A história de Rodrigo segue com ele recebendo mensagens nas redes sociais de milhares de pessoas lhe ofertando carinho e admiração em retribuição à sua boa atitude, bem como alguns contratos de trabalho. Poderíamos então, até esta altura do texto, refletir que sua atitude se trata de exemplo da conduta acertada de todo aquele que deseja conhecer um verdadeiro estado de paz interior; também fica latente, pela sequência de fatos, que, devido a atos dessa natureza serem escassos na atualidade, trata-se de importante exemplo para a coletividade. Ambos pensamentos conversam entre si, complementando-se, pois, tanto para um, quanto para a sociedade, a ação reverberou produzindo apenas o bem. Mas, mesmo assim, elas não conseguem atingir o âmago do valor da atitude de Rodrigo.

É necessário que se faça uma viagem de mentes e corações para algo ainda mais profundo, rumo à essência do que realmente demonstra ser o valor inerente a uma boa escolha, e que está muito além do mero julgamento consequencial. Na atitude de Rodrigo, fica explícita a verdade gloriosa para todos aqueles que acreditam em Deus: a constatação de um ordenamento cósmico, regido pela perfeição divina, que nos criou com amor e para o amor. Portanto, a real boa escolha tem seu valor em nos tornar possível, de forma cada vez mais consciente, o íntimo diálogo com Deus, que nos habita. Só aí percebemos que fomos criados para trilhar por caminhos de bondade.
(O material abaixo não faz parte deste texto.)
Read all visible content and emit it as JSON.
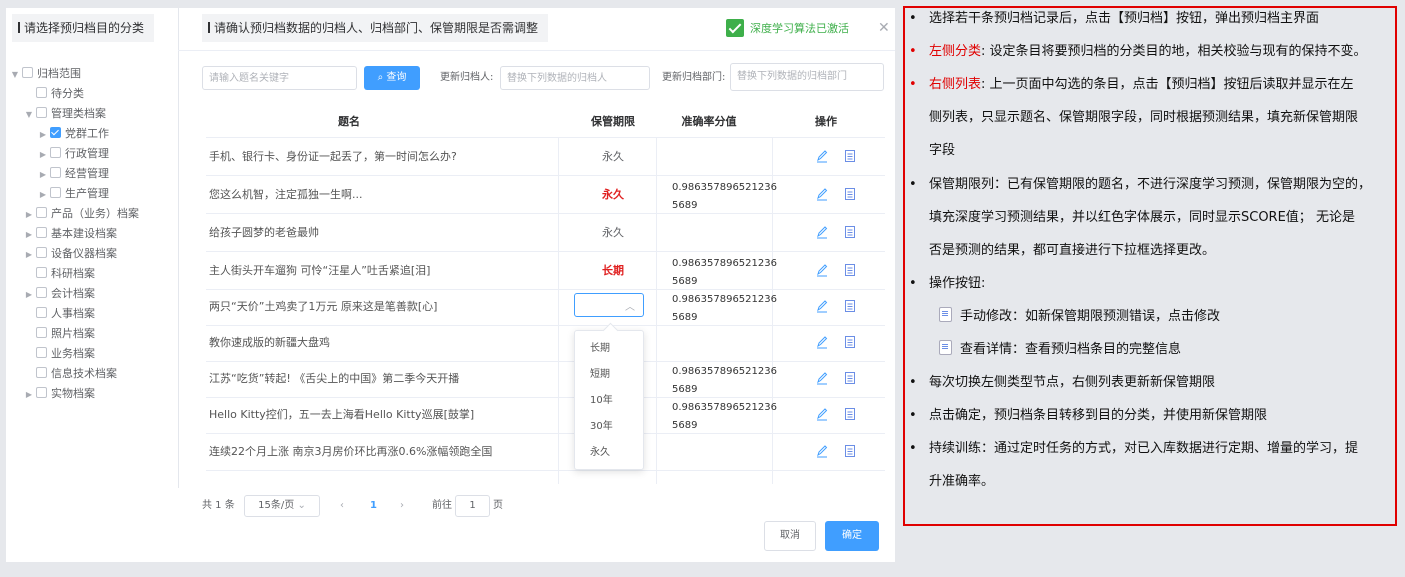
{
  "left_panel": {
    "title": "请选择预归档目的分类",
    "tree": [
      {
        "label": "归档范围",
        "checked": false
      },
      {
        "label": "待分类",
        "checked": false
      },
      {
        "label": "管理类档案",
        "checked": false
      },
      {
        "label": "党群工作",
        "checked": true
      },
      {
        "label": "行政管理",
        "checked": false
      },
      {
        "label": "经营管理",
        "checked": false
      },
      {
        "label": "生产管理",
        "checked": false
      },
      {
        "label": "产品（业务）档案",
        "checked": false
      },
      {
        "label": "基本建设档案",
        "checked": false
      },
      {
        "label": "设备仪器档案",
        "checked": false
      },
      {
        "label": "科研档案",
        "checked": false
      },
      {
        "label": "会计档案",
        "checked": false
      },
      {
        "label": "人事档案",
        "checked": false
      },
      {
        "label": "照片档案",
        "checked": false
      },
      {
        "label": "业务档案",
        "checked": false
      },
      {
        "label": "信息技术档案",
        "checked": false
      },
      {
        "label": "实物档案",
        "checked": false
      }
    ]
  },
  "main": {
    "title": "请确认预归档数据的归档人、归档部门、保管期限是否需调整",
    "algo_status": "深度学习算法已激活",
    "search_placeholder": "请输入题名关键字",
    "query_label": "查询",
    "update_person_label": "更新归档人:",
    "update_person_placeholder": "替换下列数据的归档人",
    "update_dept_label": "更新归档部门:",
    "update_dept_placeholder": "替换下列数据的归档部门",
    "columns": [
      "题名",
      "保管期限",
      "准确率分值",
      "操作"
    ],
    "rows": [
      {
        "title": "手机、银行卡、身份证一起丢了，第一时间怎么办?",
        "period": "永久",
        "score": "",
        "period_red": false
      },
      {
        "title": "您这么机智，注定孤独一生啊...",
        "period": "永久",
        "score": "0.9863578965212365689",
        "period_red": true
      },
      {
        "title": "给孩子圆梦的老爸最帅",
        "period": "永久",
        "score": "",
        "period_red": false
      },
      {
        "title": "主人街头开车遛狗 可怜“汪星人”吐舌紧追[泪]",
        "period": "长期",
        "score": "0.9863578965212365689",
        "period_red": true
      },
      {
        "title": "两只“天价”土鸡卖了1万元 原来这是笔善款[心]",
        "period": "",
        "score": "0.9863578965212365689",
        "period_red": false
      },
      {
        "title": "教你速成版的新疆大盘鸡",
        "period": "",
        "score": "",
        "period_red": false
      },
      {
        "title": "江苏“吃货”转起! 《舌尖上的中国》第二季今天开播",
        "period": "",
        "score": "0.9863578965212365689",
        "period_red": false
      },
      {
        "title": "Hello Kitty控们，五一去上海看Hello Kitty巡展[鼓掌]",
        "period": "",
        "score": "0.9863578965212365689",
        "period_red": false
      },
      {
        "title": "连续22个月上涨 南京3月房价环比再涨0.6%涨幅领跑全国",
        "period": "",
        "score": "",
        "period_red": false
      }
    ],
    "dropdown_options": [
      "长期",
      "短期",
      "10年",
      "30年",
      "永久"
    ],
    "pagination": {
      "total": "共 1 条",
      "page_size": "15条/页",
      "current_page": "1",
      "goto_label": "前往",
      "goto_value": "1",
      "page_unit": "页"
    },
    "cancel_label": "取消",
    "confirm_label": "确定"
  },
  "notes": {
    "n1": "选择若干条预归档记录后，点击【预归档】按钮，弹出预归档主界面",
    "n2_head": "左侧分类",
    "n2_body": ": 设定条目将要预归档的分类目的地，相关校验与现有的保持不变。",
    "n3_head": "右侧列表",
    "n3_line1": ": 上一页面中勾选的条目，点击【预归档】按钮后读取并显示在左",
    "n3_line2": "侧列表，只显示题名、保管期限字段，同时根据预测结果，填充新保管期限",
    "n3_line3": "字段",
    "n4_line1": "保管期限列：已有保管期限的题名，不进行深度学习预测，保管期限为空的，",
    "n4_line2": "填充深度学习预测结果，并以红色字体展示，同时显示SCORE值；  无论是",
    "n4_line3": "否是预测的结果，都可直接进行下拉框选择更改。",
    "n5": "操作按钮:",
    "n5_a": "手动修改：如新保管期限预测错误，点击修改",
    "n5_b": "查看详情：查看预归档条目的完整信息",
    "n6": "每次切换左侧类型节点，右侧列表更新新保管期限",
    "n7": "点击确定，预归档条目转移到目的分类，并使用新保管期限",
    "n8_line1": "持续训练：通过定时任务的方式，对已入库数据进行定期、增量的学习，提",
    "n8_line2": "升准确率。"
  }
}
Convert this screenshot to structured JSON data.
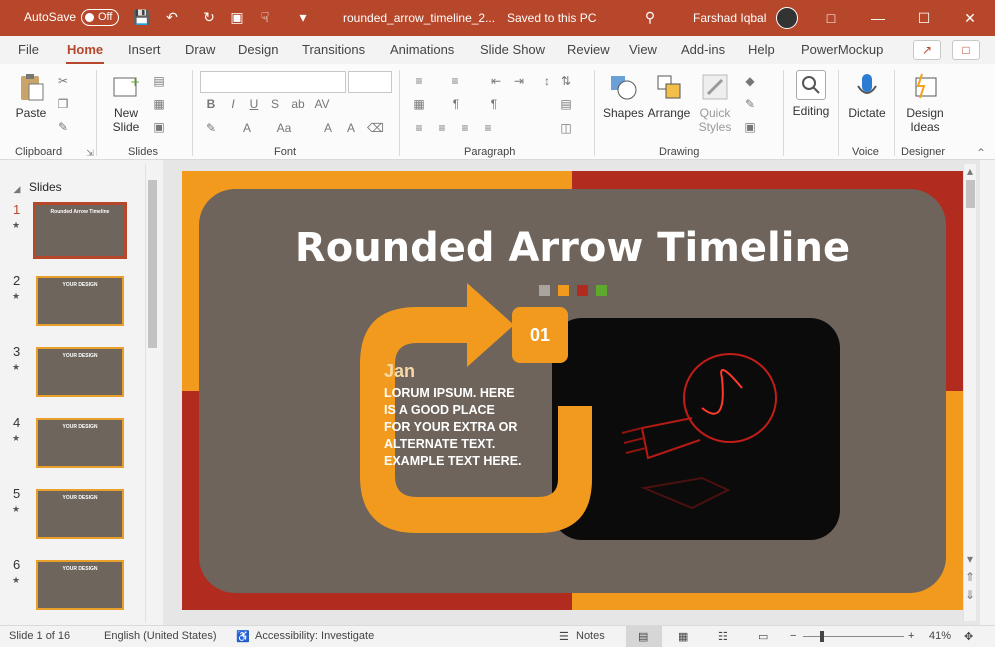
{
  "titlebar": {
    "autosave_label": "AutoSave",
    "autosave_state": "Off",
    "document_title": "rounded_arrow_timeline_2...",
    "save_status": "Saved to this PC",
    "user_name": "Farshad Iqbal",
    "accent_color": "#b7472a"
  },
  "tabs": [
    "File",
    "Home",
    "Insert",
    "Draw",
    "Design",
    "Transitions",
    "Animations",
    "Slide Show",
    "Review",
    "View",
    "Add-ins",
    "Help",
    "PowerMockup"
  ],
  "active_tab": "Home",
  "ribbon": {
    "groups": [
      "Clipboard",
      "Slides",
      "Font",
      "Paragraph",
      "Drawing",
      "Voice",
      "Designer"
    ],
    "paste": "Paste",
    "new_slide_1": "New",
    "new_slide_2": "Slide",
    "shapes": "Shapes",
    "arrange": "Arrange",
    "quick_styles_1": "Quick",
    "quick_styles_2": "Styles",
    "editing": "Editing",
    "dictate": "Dictate",
    "design_ideas_1": "Design",
    "design_ideas_2": "Ideas"
  },
  "slides_panel": {
    "header": "Slides",
    "thumbs": [
      {
        "num": "1",
        "title": "Rounded Arrow Timeline"
      },
      {
        "num": "2",
        "title": "YOUR DESIGN"
      },
      {
        "num": "3",
        "title": "YOUR DESIGN"
      },
      {
        "num": "4",
        "title": "YOUR DESIGN"
      },
      {
        "num": "5",
        "title": "YOUR DESIGN"
      },
      {
        "num": "6",
        "title": "YOUR DESIGN"
      }
    ]
  },
  "slide": {
    "title": "Rounded Arrow Timeline",
    "badge": "01",
    "month": "Jan",
    "body": "LORUM IPSUM. HERE IS A GOOD PLACE FOR YOUR EXTRA OR ALTERNATE TEXT. EXAMPLE TEXT HERE.",
    "dot_colors": [
      "#a8a39d",
      "#f29a1e",
      "#b12c1e",
      "#5ea82e"
    ]
  },
  "statusbar": {
    "slide_count": "Slide 1 of 16",
    "language": "English (United States)",
    "accessibility": "Accessibility: Investigate",
    "notes": "Notes",
    "zoom": "41%"
  }
}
Voltamos dessa incursão em nós, vendo, pela lente translúcida da gratidão, um mundo completamente diferente. Percebemos que, na equação entre o ofertar e receber, o humilde verbo servir fulgura como o valor ideal, na forma de vivências em oportunidades redentoras. Agir no bem é nossa alma - girassol por vontade própria - voltando-se à luz divina. Somente nesse íntimoreligare, vemos quão felizes podemos ser, literalmente, graças a Deus.

 

Este artigo foi contemplado no concurso “A Doutrina Explica”, ocorrido em 2018, promovido na turma do Curso de Palestrantes Espíritas do Distrito Federal, na Federação Espírita do Distrito Federal (FEDF). A autora é palestrante e articulista espírita radicada em Brasília, Distrito Federal.